Thank you again,
Now what I was trying to tease out here is whether Pebbles elderly joints were causing her issue or if there is something else taking its toll and leaving her weak. And if she was just running after the lawn mower without issue so recently, the latter is more suspicious there. Therefore, we need to focus on her lack of appetite first to see if we can get her back to eating and then see a restoration of her energy and mobility.
Now as I am sure you can appreciate, anorexia in the elderly dog can be triggered by a range of concerns. Specifically, we can see anorexia related to conditions of the GI but also conditions that affect the body as a whole. This includes bacterial infection, viral disease, pancreatitis
, metabolic conditions, organ disease (ie liver or kidney troubles), cancer, toxin and/or foreign material ingestion.
Now since those non-edible issues are less likely here, then we can start some supportive care to see if we can break her fast. First off, to address any nausea inducing her anorexia, we can start by treating with an antacid. There are a number of antacids that are available over the counter and pet friendly. I would advise only treating with one, but the two I tend to recommend are:
* Pepcid (More Info/Dose @http://www.petplace.com/article/drug-library/library/over-the-counter/famotidine
*Zantac (More Info/Dose @ http://www.petplace.com/article/drug-library/library/over-the-counter/ranitidine-hcl-zantac)

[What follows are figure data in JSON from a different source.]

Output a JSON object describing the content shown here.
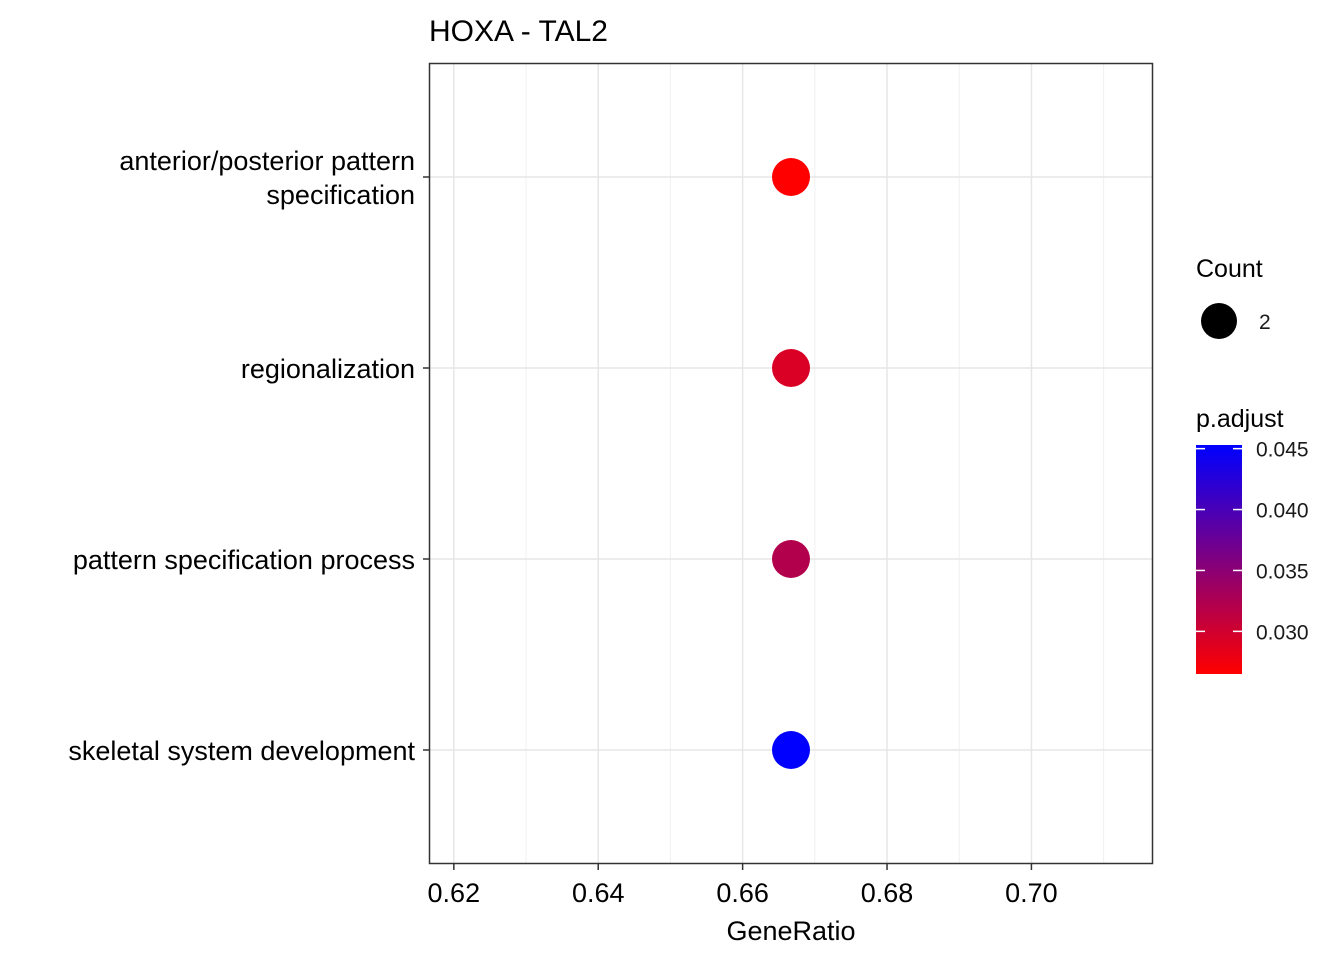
{
  "chart_data": {
    "type": "scatter",
    "title": "HOXA - TAL2",
    "xlabel": "GeneRatio",
    "ylabel": "",
    "xlim": [
      0.6167,
      0.7167
    ],
    "x_ticks": [
      0.62,
      0.64,
      0.66,
      0.68,
      0.7
    ],
    "x_tick_labels": [
      "0.62",
      "0.64",
      "0.66",
      "0.68",
      "0.70"
    ],
    "categories": [
      "anterior/posterior pattern specification",
      "regionalization",
      "pattern specification process",
      "skeletal system development"
    ],
    "category_label_lines": [
      [
        "anterior/posterior pattern",
        "specification"
      ],
      [
        "regionalization"
      ],
      [
        "pattern specification process"
      ],
      [
        "skeletal system development"
      ]
    ],
    "points": [
      {
        "category": "anterior/posterior pattern specification",
        "x": 0.6667,
        "count": 2,
        "p_adjust": 0.0265
      },
      {
        "category": "regionalization",
        "x": 0.6667,
        "count": 2,
        "p_adjust": 0.0292
      },
      {
        "category": "pattern specification process",
        "x": 0.6667,
        "count": 2,
        "p_adjust": 0.0322
      },
      {
        "category": "skeletal system development",
        "x": 0.6667,
        "count": 2,
        "p_adjust": 0.0453
      }
    ],
    "grid": true,
    "legend_position": "right",
    "size_legend": {
      "title": "Count",
      "values": [
        2
      ],
      "labels": [
        "2"
      ]
    },
    "color_legend": {
      "title": "p.adjust",
      "range": [
        0.0265,
        0.0453
      ],
      "low_color": "#ff0000",
      "high_color": "#0000ff",
      "ticks": [
        0.03,
        0.035,
        0.04,
        0.045
      ],
      "tick_labels": [
        "0.030",
        "0.035",
        "0.040",
        "0.045"
      ]
    }
  }
}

This medication of course shouldn’t be given without consulting your vet if she does have any pre-existing conditions or is on any other medications. Ideally, it should be given about 30 minutes before food to ease her upset stomach
Once that is on board, you will want to try and see if you can get her eating (as you have). If she hasn’t been keen to have her favourites, then I would advise also trying to tempt her with a light/easily digestible diet. Examples of this would be boiled chicken
, boiled white fish, scrambled eggs
(made with water and not milk), meat baby food (do avoid the ones with garlic powder in the ingredients) or there are also veterinary prescription diets that can be used in cases of gastroenteritis, notable Hill’s I/D or Royal Canin’s sensitivity.
If she refuses these and since she isn't vomiting, then we could also initiate syringe feeding
her. If you need to do this, then I'd advise a critical care diet (ie Hills AD, Clinicare, Dogsure, etc) or the use of wet puppy food. All can be fed directly or watered down to syringe and each has more nutrition per bite to get calories into her even if we cannot get a large volume in.
On top off all of this, you do need to keep an eye
on her water intake and hydration status. If possible, you do want to check her hydration now. To check this and make sure she is not becoming dehydrated there are a few things we can test at home. One is whether the eyes appear sunken, if the gums are tacky instead of wet/moist, and whether she has a "skin tent" when you lift the skin. To see how to check these parameters for dehydration, you can find a wee video on this HERE. (http://www.ehow.com/video_12232503_dog-dehydrated.html), If you are seeing any signs of dehydration already, then you do want to have your wee one seen by the vet before this gets any further out of control.
Overall, when an older down and off food, we do need to tread with care. In this case, her reluctance to walk and lethargy are likely side effects of what is putting her off her food. Therefore, we'd want to use the above to get her back on her food as soon as possible. If you initiate these treatments and do not see improvement over the next 12-24 hours (sooner if she does appear dehydrated), the it would be prudent to take her to the vet so that they can make sure there is nothing sinister afoot. With her being an older lass and anorexia can be signs of so many conditions, it would be worth considering having your vet check a blood sample (to make sure her organs are working as they should). Depending on their findings, the vet will be able to cover her with antibiotics and anti-nausea/vomiting medication and appetite stimulating medications by injection to help settle her stomach
and get Pebbles back on track as quick as possible.
I hope this information is helpful.
If you need any additional information, do not hesitate to ask!